Question

Find the sines and cosines of all angles in the first four quadrants whose tangents are equal to $\cos \left( {{135}^{\circ }} \right)$ .

Answer 1

Hint:In this case, the value of the tangent is given to be $\cos \left( {{135}^{\circ }} \right)$, therefore, we should try to find out the value of this quantity first.

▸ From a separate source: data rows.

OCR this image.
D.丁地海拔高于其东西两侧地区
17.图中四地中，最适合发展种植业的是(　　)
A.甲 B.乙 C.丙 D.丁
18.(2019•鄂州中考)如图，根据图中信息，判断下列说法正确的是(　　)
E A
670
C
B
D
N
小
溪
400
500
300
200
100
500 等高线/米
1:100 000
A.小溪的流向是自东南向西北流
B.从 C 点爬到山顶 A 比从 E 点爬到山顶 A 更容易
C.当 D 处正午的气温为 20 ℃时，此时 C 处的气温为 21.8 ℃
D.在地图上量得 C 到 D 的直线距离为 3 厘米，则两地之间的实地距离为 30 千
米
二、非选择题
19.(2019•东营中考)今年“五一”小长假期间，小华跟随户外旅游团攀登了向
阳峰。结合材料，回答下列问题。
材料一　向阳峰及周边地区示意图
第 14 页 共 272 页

Now, we can use the trigonometric identity of the sum of sine and cosine and use the relation from the relation obtained above from the tangent to obtain the required answer.

Complete step-by-step answer:
Let the angle be $\theta $. It is given that tangent of the angle is equal to $\cos \left( {{135}^{\circ }} \right)$ i.e.
$\tan \left( \theta \right)=\cos \left( {{135}^{\circ }} \right)....................(1.1)$
Now, we can use the following identity
$\cos \left( a+b \right)=\cos \left( a \right)\cos \left( a \right)-\sin \left( a \right)\sin \left( b \right)$
In equation (1.1) to obtain
$\begin{align}
  & \tan \left( \theta \right)=\cos \left( {{135}^{\circ }} \right)=\cos \left( {{90}^{\circ }}+{{45}^{\circ }} \right)=\cos \left( {{90}^{\circ }} \right)\cos \left( {{45}^{\circ }} \right)-\sin \left( {{90}^{\circ }} \right)\sin \left( {{45}^{\circ }} \right) \\
 & =0\times \dfrac{1}{\sqrt{2}}-1\times \dfrac{1}{\sqrt{2}}=\dfrac{-1}{\sqrt{2}}............(1.2) \\
\end{align}$
As the trigonometric ratio tan is defined as
$\tan \left( \theta \right)=\dfrac{\sin \left( \theta \right)}{\cos \left( \theta \right)}$
Using this in equation (1.2), we obtain
$\dfrac{\sin \left( \theta \right)}{\cos \left( \theta \right)}=\dfrac{-1}{\sqrt{2}}\Rightarrow \sin \left( \theta \right)=\dfrac{-1}{\sqrt{2}}\cos \left( \theta \right).......(1.3)$
Also, we have the trigonometric identity between sin and cos of any angle as
${{\sin }^{2}}\left( \theta \right)+{{\cos }^{2}}\left( \theta \right)=1................(1.4)$
Using the relation from (1.3) in (1.4), we obtain
\[\begin{align}
  & {{\left( \dfrac{-1}{\sqrt{2}}\cos \left( \theta \right) \right)}^{2}}+{{\cos }^{2}}\left( \theta \right)=1 \\
 & \Rightarrow {{\cos }^{2}}\left( \theta \right)\left( \dfrac{1}{2}+1 \right)=1\Rightarrow {{\cos }^{2}}\left( \theta \right)=\dfrac{1}{\dfrac{3}{2}}=\dfrac{2}{3} \\
 & \Rightarrow \cos \left( \theta \right)=\pm \sqrt{\dfrac{2}{3}}...................(1.5) \\
\end{align}\]
Again using the relation (1.3) in (1.5), we obtain
$\sin \left( \theta \right)=\dfrac{-1}{\sqrt{2}}\cos \left( \theta \right)=\dfrac{-1}{\sqrt{2}}\times \left( \pm \sqrt{\dfrac{2}{3}} \right)=\mp \sqrt{\dfrac{1}{3}}.......(1.6)$
Thus, from equations (1.5) and (1.6), we obtain the possible values of sine and cosine of the given angles to be $+\sqrt{\dfrac{2}{3}}\text{ and }-\sqrt{\dfrac{1}{3}}\text{ }$ or $-\sqrt{\dfrac{2}{3}}\text{ and +}\sqrt{\dfrac{1}{3}}\text{ }$ respectively which are the values we wanted to find out in the question.

Note: We should note that in the question, even though the value of $\tan \left( \theta \right)$ was given, we did not have to find out theta as we were only required to find out the values of $\sin \left( \theta \right)$ and $\cos \left( \theta \right)$ which could be obtained from $\tan \left( \theta \right)$ without explicitly solving for $\theta $.